I’d be interested in hearing what you have to say about your consumption of violent content. Please leave your comments below.

About John Marte


  1. FASCINATING! I’ve never heard of this “highly sensitive person” classification, but I will look into it.

    I have long suffered from being what many term “overly sensitive”, to the point where I am sometimes crippled in my dealings with the regular world. It makes many movies impossible for me to see. (My first experience with this? ‘Platoon.’ Ouch.) What a revelation, though, once I realized this (probably not ’til I was in my 30s), and simply stopped subjecting myself to such things. I was so much happier! But I spent years second-guessing myself, wondering why other people loved certain types of movies, while I did not… I’m the same way with alot of TV shows. ::shrugs::

    I think it’s GREAT that you totally get this about yourself!

    1. Thanks for the comment!

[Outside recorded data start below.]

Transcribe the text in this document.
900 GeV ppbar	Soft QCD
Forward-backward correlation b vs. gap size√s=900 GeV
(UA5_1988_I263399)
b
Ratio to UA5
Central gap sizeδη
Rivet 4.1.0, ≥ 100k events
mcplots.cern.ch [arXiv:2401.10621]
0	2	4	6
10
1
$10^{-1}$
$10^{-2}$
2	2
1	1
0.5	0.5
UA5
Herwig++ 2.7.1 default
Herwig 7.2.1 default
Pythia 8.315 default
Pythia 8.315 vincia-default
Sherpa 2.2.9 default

I wouldn’t say that I totally get this, since I still resist doing the right thing for myself more often than not. One of these days I’ll have to look at just how bad a fit my previous job was for me =)

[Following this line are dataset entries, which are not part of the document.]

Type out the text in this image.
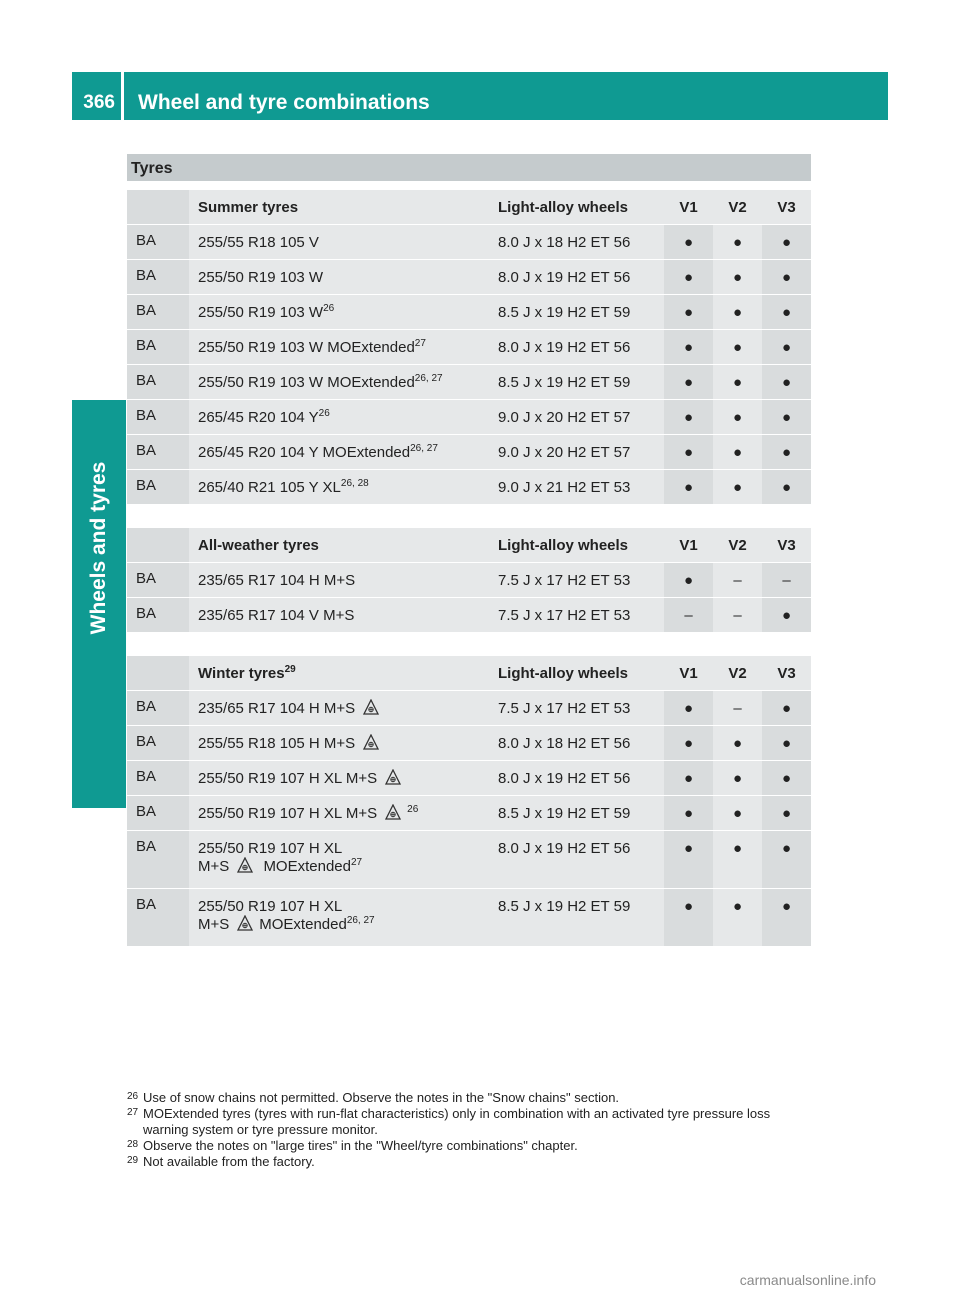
366	Wheel and tyre combinations
Wheels and tyres
Tyres
	Summer tyres	Light-alloy wheels	V1	V2	V3
BA	255/55 R18 105 V	8.0 J x 18 H2 ET 56	●	●	●
BA	255/50 R19 103 W	8.0 J x 19 H2 ET 56	●	●	●
BA	255/50 R19 103 $W^{26}$	8.5 J x 19 H2 ET 59	●	●	●
BA	255/50 R19 103 W MOExtended$^{27}$	8.0 J x 19 H2 ET 56	●	●	●
BA	255/50 R19 103 W MOExtended$^{26, 27}$	8.5 J x 19 H2 ET 59	●	●	●
BA	265/45 R20 104 $Y^{26}$	9.0 J x 20 H2 ET 57	●	●	●
BA	265/45 R20 104 Y MOExtended$^{26, 27}$	9.0 J x 20 H2 ET 57	●	●	●
BA	265/40 R21 105 Y XL$^{26, 28}$	9.0 J x 21 H2 ET 53	●	●	●
	All-weather tyres	Light-alloy wheels	V1	V2	V3
BA	235/65 R17 104 H M+S	7.5 J x 17 H2 ET 53	●	–	–
BA	235/65 R17 104 V M+S	7.5 J x 17 H2 ET 53	–	–	●
	Winter tyres$^{29}$	Light-alloy wheels	V1	V2	V3
BA	235/65 R17 104 H M+S	7.5 J x 17 H2 ET 53	●	–	●
BA	255/55 R18 105 H M+S	8.0 J x 18 H2 ET 56	●	●	●
BA	255/50 R19 107 H XL M+S	8.0 J x 19 H2 ET 56	●	●	●
BA	255/50 R19 107 H XL M+S $^{26}$	8.5 J x 19 H2 ET 59	●	●	●
BA	255/50 R19 107 H XL
M+S MOExtended$^{27}$	8.0 J x 19 H2 ET 56	●	●	●
BA	255/50 R19 107 H XL
M+S MOExtended$^{26, 27}$	8.5 J x 19 H2 ET 59	●	●	●
26 Use of snow chains not permitted. Observe the notes in the "Snow chains" section.
27 MOExtended tyres (tyres with run-flat characteristics) only in combination with an activated tyre pressure loss warning system or tyre pressure monitor.
28 Observe the notes on "large tires" in the "Wheel/tyre combinations" chapter.
29 Not available from the factory.
carmanualsonline.info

      Another resource on high sensitivity is Dr. Ted Zeff. I’m re-reading his Survival Guide now, and ordered his new book, The Strong, Sensitive Boy last week.

  2. I don’t watch Horror movies for the same reason. Even cartoony, over-the-top violence like on Kill Bill still barbs me.

    As if it’s not already difficult enough to have guy friends.

    1. I know what you mean about guy friends. I’m not a fan of any sports, mainly because they simply don’t interest me. I also don’t participate in the kind of recreation found where I live (skiing, boating, hunting, fishing), so it’s hard to have much of a conversation with anyone around here.

      Fortunately, I have found plenty of people online who have an interest in comedy, like MST3K or Monty Python.

  3. I totally agree. My appetite for crime, violent, and horror movies is at an all- time low. For me, it’s all about the story. If it’s a good story with some action or violence (usually thought provoking violence) I can still watch it. For example, True Grit.

    Part of me wants to ween these movies not because I am over stimulated by them ( although I am sure that I am) but more so because I wonder how my support of them in turn supports violence with our society. By voting with my dollar, am I encouraging more? And are we mature enough as a society to handle them? Not just recent events, but school shootings, bonhomie, and just general un-neighborly behavior seem to be the normal problem solving methods today.

    1. You’ve described well another aspect of what I’ve been feeling. For me, if the violence is realistic and the story shows that violence has consequences, I’m ok with it.

      Ironically, one of my favorite movies of last year was Kick-Ass, a movie that featured some truly brutal violence. However I felt that Kick-Ass distinguished itself from most of the movies I’d seen recently and surprised me with an involving story. While I was looking through my queue, I didn’t think that the movies I was coming across were likely to surprise me.

      So in some way, I suppose I don’t want to support the way Hollywood is simply churning out more of the same of whatever’s been successful before, or hopping on the latest bandwagon of whatever made their competitors hundreds of millions of dollars.